Carousell Group logo

Site Reliability Engineer (GCP)

Carousell Group
2 hours ago
Full-time
On-site
Ho Chi Minh City, Ho Chi Minh City, Vietnam
Developer

Company Description

Chợ Tốt’s technology foundation is growing and expanding to power our next level of growth, serving tens of millions of Vietnamese. Our Site Reliability Engineering (SRE) team works day-to-day with open-source CNCF projects, building robust platforms, automation, and data engineering pipelines that enable the continuous releases of hundreds of microservices.

Join us to solve big-scale distributed system problems in a fast-paced, agile environment. We serve hundreds of millions of requests and manage data pipelines with over a billion messages daily. Because we are part of the larger Carousell Group, solving a technical problem here means your solution can make a regional impact!

Job Description

Why You’ll Love Working With Us:

  • True Blameless Culture: We tackle incidents as a team. Our strict policy is: Fix the incident first, investigate the root cause later—absolutely no finger-pointing.
  • 100% Cloud & Massive Scale: Run entirely on the Google Cloud (GCP) ecosystem and Google Kubernetes Engine (GKE), managing auto scale-up for high-traffic events.
  • AI Integration: We are actively leveraging AI to speed up daily tasks, automate log analysis/troubleshooting, and accelerate software releases.
  • Empowerment & Trust: Access rights start at a minimum but scale up based on your capability. Master the system, and you’ll be granted the highest level of system access.

Key Responsibilities (50% Automation / 50% Operations):

This is a key role requiring solid engineering knowledge, production experience, and hands-on implementation ability.
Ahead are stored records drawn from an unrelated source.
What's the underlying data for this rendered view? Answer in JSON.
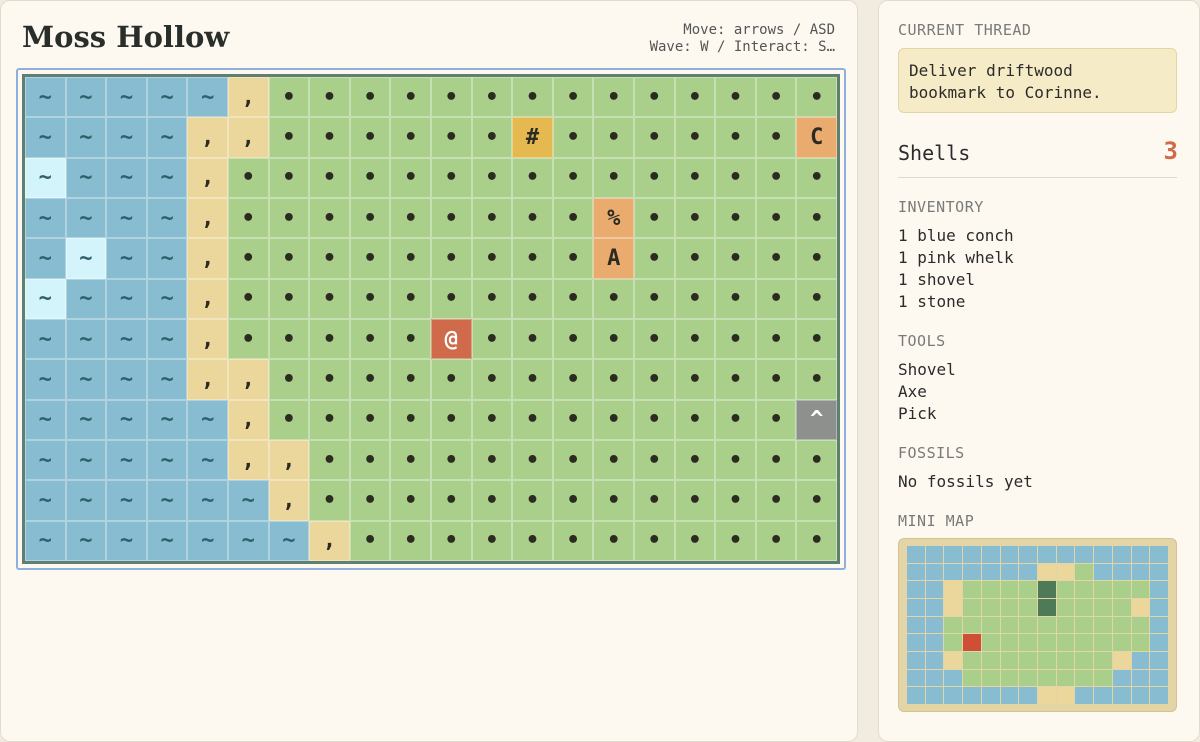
{
  "header": {
    "title": "Moss Hollow",
    "controls": [
      "Move: arrows / ASD",
      "Wave: W / Interact: S…"
    ]
  },
  "map": {
    "tile_colors": {
      "~": "#88bcd0",
      ",": "#ebd79b",
      "•": "#a9cf8a",
      "#": "#e5b94f",
      "C": "#eaac6e",
      "%": "#eaac6e",
      "A": "#eaac6e",
      "@": "#cf6b4a",
      "^": "#8d908c"
    },
    "rows": [
      [
        "~",
        "~",
        "~",
        "~",
        "~",
        ",",
        "•",
        "•",
        "•",
        "•",
        "•",
        "•",
        "•",
        "•",
        "•",
        "•",
        "•",
        "•",
        "•",
        "•"
      ],
      [
        "~",
        "~",
        "~",
        "~",
        ",",
        ",",
        "•",
        "•",
        "•",
        "•",
        "•",
        "•",
        "#",
        "•",
        "•",
        "•",
        "•",
        "•",
        "•",
        "C"
      ],
      [
        "~",
        "~",
        "~",
        "~",
        ",",
        "•",
        "•",
        "•",
        "•",
        "•",
        "•",
        "•",
        "•",
        "•",
        "•",
        "•",
        "•",
        "•",
        "•",
        "•"
      ],
      [
        "~",
        "~",
        "~",
        "~",
        ",",
        "•",
        "•",
        "•",
        "•",
        "•",
        "•",
        "•",
        "•",
        "•",
        "%",
        "•",
        "•",
        "•",
        "•",
        "•"
      ],
      [
        "~",
        "~",
        "~",
        "~",
        ",",
        "•",
        "•",
        "•",
        "•",
        "•",
        "•",
        "•",
        "•",
        "•",
        "A",
        "•",
        "•",
        "•",
        "•",
        "•"
      ],
      [
        "~",
        "~",
        "~",
        "~",
        ",",
        "•",
        "•",
        "•",
        "•",
        "•",
        "•",
        "•",
        "•",
        "•",
        "•",
        "•",
        "•",
        "•",
        "•",
        "•"
      ],
      [
        "~",
        "~",
        "~",
        "~",
        ",",
        "•",
        "•",
        "•",
        "•",
        "•",
        "@",
        "•",
        "•",
        "•",
        "•",
        "•",
        "•",
        "•",
        "•",
        "•"
      ],
      [
        "~",
        "~",
        "~",
        "~",
        ",",
        ",",
        "•",
        "•",
        "•",
        "•",
        "•",
        "•",
        "•",
        "•",
        "•",
        "•",
        "•",
        "•",
        "•",
        "•"
      ],
      [
        "~",
        "~",
        "~",
        "~",
        "~",
        ",",
        "•",
        "•",
        "•",
        "•",
        "•",
        "•",
        "•",
        "•",
        "•",
        "•",
        "•",
        "•",
        "•",
        "^"
      ],
      [
        "~",
        "~",
        "~",
        "~",
        "~",
        ",",
        ",",
        "•",
        "•",
        "•",
        "•",
        "•",
        "•",
        "•",
        "•",
        "•",
        "•",
        "•",
        "•",
        "•"
      ],
      [
        "~",
        "~",
        "~",
        "~",
        "~",
        "~",
        ",",
        "•",
        "•",
        "•",
        "•",
        "•",
        "•",
        "•",
        "•",
        "•",
        "•",
        "•",
        "•",
        "•"
      ],
      [
        "~",
        "~",
        "~",
        "~",
        "~",
        "~",
        "~",
        ",",
        "•",
        "•",
        "•",
        "•",
        "•",
        "•",
        "•",
        "•",
        "•",
        "•",
        "•",
        "•"
      ]
    ]
  },
  "sidebar": {
    "thread_label": "CURRENT THREAD",
    "thread": "Deliver driftwood bookmark to Corinne.",
    "currency_label": "Shells",
    "currency_value": 3,
    "inventory_label": "INVENTORY",
    "inventory": [
      "1 blue conch",
      "1 pink whelk",
      "1 shovel",
      "1 stone"
    ],
    "tools_label": "TOOLS",
    "tools": [
      "Shovel",
      "Axe",
      "Pick"
    ],
    "fossils_label": "FOSSILS",
    "fossils": "No fossils yet",
    "minimap_label": "MINI MAP"
  }
}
You will:

  • Act as the first line of defense for incident handling, tackling issues manually and promptly when they occur.
  • Ensure the highest levels of production system performance, availability, and scalability.
  • Automate the provisioning of infrastructure on the cloud, systems, and software.
  • Design and operate build & release pipelines, configuration management, and code deployments to multiple environments.
  • Work closely with the development team to integrate new deployment processes and strategies.
  • Seek out problems or opportunities in critical high-impact areas and solve them.

Your First 6 Months:

  • Months 1-2 (Learning Phase): Dedicate time to adapt to Chợ Tốt's core infrastructure. We will sponsor your learning via Coursera to study and pass mandatory Google Cloud / K8s certificates. You will grasp the infrastructure across all 3 environments.
  • Months 3-6 (Execution Phase): Fully master the infrastructure, especially Production. You will handle support requests from Engineers, take on Group-level tasks, and participate in on-call duties.

Qualifications

Minimum Qualifications (Must-Haves):

  • Tech Stack: Hands-on experience in Python AND any of Bash/Perl/Golang.
  • Cloud & Orchestration: Hands-on experience in the Cloud ecosystem (GCP or AWS) and tooling. Experience managing, scaling, and troubleshooting containerized workloads using Kubernetes or similar orchestration platforms.
  • Infrastructure as Code: Hands-on experience in Terraform or similar software like Ansible/Chef.
  • Fundamentals: Solid foundation and knowledge of operating systems, databases, and distributed systems fundamentals.
  • DevOps Culture: Full understanding and experience in DevOps development culture, principles, and practices.
  • Soft Skills & Persona: Self-motivated, detail-oriented, and responsible. You must have a "low ego," be open to feedback, and have strong interpersonal skills to handle cross-team collaboration smoothly. You are careful in execution—always preparing clear, detailed plans and documentation.
  • Language: Very good command of English in both reading and writing (equivalent to IELTS 5.0 - 6.0).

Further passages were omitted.